Over the years Euphone has morphed from a solo project by Ryan Rapsys (the late Heroic Doses) to a duo with bassist Nick Macri to a trio with Jeremy Jacobsen (the Lonesome Organist). Now it’s come full circle on V, with all the toys back in Rapsys’s corner. The five-song EP is a big departure from any previous Euphone recording, including the last collaborative effort, 2002’s The Lakewood, but in a different direction than you might expect. The new sound has shifted curiously away from post-rock sound collages and experiments towards more conventional pop and rock song structures. And where faint and distorted vocals sometimes made their way into past compositions, Rapsys steps directly in front of the mic here on a couple tracks.

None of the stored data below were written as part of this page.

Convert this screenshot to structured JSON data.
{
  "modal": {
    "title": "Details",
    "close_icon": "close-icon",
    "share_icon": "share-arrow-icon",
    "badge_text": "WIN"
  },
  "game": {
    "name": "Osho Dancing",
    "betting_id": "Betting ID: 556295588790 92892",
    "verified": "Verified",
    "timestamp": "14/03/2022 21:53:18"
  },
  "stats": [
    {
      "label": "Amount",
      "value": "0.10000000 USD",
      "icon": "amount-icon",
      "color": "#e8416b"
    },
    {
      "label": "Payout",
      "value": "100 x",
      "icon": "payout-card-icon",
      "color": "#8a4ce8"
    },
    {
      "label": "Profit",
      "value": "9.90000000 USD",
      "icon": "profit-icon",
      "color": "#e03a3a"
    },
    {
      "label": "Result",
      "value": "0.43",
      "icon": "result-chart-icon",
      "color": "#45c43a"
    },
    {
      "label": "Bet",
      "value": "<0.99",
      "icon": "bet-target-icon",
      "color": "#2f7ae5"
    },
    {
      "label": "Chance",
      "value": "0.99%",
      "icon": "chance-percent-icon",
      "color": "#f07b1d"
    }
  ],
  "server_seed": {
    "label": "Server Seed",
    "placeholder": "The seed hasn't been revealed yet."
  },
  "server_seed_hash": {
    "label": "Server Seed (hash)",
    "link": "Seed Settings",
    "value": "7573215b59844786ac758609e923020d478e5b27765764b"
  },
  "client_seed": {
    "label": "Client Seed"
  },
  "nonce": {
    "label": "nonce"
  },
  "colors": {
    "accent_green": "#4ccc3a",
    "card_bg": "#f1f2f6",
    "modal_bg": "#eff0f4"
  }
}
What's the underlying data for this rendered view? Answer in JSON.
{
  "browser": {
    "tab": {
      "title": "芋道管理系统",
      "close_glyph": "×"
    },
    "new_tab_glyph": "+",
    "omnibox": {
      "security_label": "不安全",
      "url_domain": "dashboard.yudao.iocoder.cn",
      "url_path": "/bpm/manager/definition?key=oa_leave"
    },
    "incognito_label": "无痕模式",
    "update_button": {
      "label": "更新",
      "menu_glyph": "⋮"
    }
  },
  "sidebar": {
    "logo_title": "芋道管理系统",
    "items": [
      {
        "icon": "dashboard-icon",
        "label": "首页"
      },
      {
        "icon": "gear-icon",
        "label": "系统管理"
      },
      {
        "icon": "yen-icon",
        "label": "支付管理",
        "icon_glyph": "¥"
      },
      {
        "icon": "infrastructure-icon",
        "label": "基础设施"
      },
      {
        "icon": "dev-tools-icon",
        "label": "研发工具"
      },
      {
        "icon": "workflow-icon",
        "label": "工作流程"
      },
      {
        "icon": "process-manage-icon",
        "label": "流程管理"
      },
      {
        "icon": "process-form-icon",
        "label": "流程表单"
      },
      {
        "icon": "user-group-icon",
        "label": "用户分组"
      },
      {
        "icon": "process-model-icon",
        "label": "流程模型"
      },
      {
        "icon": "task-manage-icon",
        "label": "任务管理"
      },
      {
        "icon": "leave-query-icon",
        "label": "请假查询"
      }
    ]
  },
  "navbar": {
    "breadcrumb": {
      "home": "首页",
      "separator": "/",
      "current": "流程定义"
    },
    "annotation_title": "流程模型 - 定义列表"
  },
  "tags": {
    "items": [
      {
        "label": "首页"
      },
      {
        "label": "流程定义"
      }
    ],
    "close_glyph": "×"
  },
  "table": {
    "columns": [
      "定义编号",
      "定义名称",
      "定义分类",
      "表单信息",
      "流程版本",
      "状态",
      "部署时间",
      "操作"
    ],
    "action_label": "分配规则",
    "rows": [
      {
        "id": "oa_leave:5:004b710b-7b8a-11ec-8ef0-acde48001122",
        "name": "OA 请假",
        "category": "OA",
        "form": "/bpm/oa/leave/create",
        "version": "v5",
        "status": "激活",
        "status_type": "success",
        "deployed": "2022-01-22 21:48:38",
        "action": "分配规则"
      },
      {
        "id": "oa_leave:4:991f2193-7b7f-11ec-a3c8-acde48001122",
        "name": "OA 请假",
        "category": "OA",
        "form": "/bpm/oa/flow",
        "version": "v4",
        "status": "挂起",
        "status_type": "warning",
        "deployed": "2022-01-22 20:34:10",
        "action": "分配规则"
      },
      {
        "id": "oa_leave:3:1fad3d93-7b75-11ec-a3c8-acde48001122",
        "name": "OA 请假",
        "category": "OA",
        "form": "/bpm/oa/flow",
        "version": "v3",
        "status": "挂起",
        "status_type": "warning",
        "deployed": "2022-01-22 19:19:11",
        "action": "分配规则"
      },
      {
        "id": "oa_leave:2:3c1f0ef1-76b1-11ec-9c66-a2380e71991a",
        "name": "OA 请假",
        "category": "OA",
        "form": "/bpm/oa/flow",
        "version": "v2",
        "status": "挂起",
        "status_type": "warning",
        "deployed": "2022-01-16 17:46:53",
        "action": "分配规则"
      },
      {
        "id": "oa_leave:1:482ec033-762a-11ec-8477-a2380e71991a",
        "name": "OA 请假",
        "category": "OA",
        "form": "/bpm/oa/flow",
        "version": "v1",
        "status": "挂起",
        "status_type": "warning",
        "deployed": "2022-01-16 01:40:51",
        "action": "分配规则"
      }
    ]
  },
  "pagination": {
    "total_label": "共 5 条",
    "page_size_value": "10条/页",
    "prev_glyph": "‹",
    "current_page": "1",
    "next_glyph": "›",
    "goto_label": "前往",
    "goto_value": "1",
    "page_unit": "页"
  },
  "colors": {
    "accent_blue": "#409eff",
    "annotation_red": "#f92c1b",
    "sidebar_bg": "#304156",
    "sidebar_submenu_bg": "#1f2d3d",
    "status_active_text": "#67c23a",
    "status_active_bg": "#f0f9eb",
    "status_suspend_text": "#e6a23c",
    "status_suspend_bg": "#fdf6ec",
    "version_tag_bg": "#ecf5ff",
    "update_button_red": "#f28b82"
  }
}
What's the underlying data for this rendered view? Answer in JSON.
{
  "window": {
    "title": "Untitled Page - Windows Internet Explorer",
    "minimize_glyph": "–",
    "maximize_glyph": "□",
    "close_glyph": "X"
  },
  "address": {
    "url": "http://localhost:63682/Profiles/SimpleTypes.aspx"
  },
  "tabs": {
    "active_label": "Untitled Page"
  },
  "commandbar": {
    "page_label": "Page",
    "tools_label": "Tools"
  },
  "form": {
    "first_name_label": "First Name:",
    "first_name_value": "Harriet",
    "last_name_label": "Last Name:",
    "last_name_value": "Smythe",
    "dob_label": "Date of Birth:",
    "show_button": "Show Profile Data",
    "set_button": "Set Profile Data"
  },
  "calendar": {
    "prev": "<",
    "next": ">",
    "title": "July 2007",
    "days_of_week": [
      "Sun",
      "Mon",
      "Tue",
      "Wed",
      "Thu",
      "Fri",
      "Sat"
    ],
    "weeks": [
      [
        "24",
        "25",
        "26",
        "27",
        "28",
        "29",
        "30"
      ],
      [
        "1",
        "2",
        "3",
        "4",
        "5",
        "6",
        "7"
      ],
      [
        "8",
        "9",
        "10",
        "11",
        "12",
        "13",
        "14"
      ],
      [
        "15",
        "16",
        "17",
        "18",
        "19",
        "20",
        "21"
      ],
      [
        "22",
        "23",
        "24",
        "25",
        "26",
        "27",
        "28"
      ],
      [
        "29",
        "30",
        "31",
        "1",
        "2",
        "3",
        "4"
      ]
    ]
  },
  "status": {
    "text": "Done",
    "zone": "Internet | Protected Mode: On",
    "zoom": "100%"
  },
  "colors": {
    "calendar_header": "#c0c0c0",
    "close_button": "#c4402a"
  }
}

The results are pleasant, if slightly less than compelling. Clocking in just under 14 minutes, V sounds like revving an engine as opposed to speeding down the drag. “Zebras Cold Training” is a quick instrumental that begins with what might actually be the sound of zebras, then goes on to feature Rapsys’s rifle-shot drumming, lead guitar, and assorted bells and whistles. It sounds inaugural, a celebratory warm-up, a new beginning. “Some Want to Slowly Die” is a vocal track, belying a strong fondness for both Brian Eno and ‘80s pop, futuristic and nocturnal. Rapsys’s voice is a little skinny, but nevertheless a good fit for the material, which conjures skinny ties and neon lights (in a good way).
Every track has its pleasures, but the collection doesn’t hit its stride until right before it ends. “When It’s Done” is a catchy-as-hell amalgam of jangly Chronic Town-era R.E.M. and synth-pop. Of the three tracks with vocals, it also has the finest melody. The verses are breezy and shuffling, while the chorus hook downshifts, stops and starts: “You start crying every single time / You see yourself in the mirror / You wish that you looked like someone else”. The teen angst is so palpable I can almost feel Molly Ringwald breathing down my neck (I wish). Replaying this song over and over almost makes up for the brevity of V, but it still cries out for more company.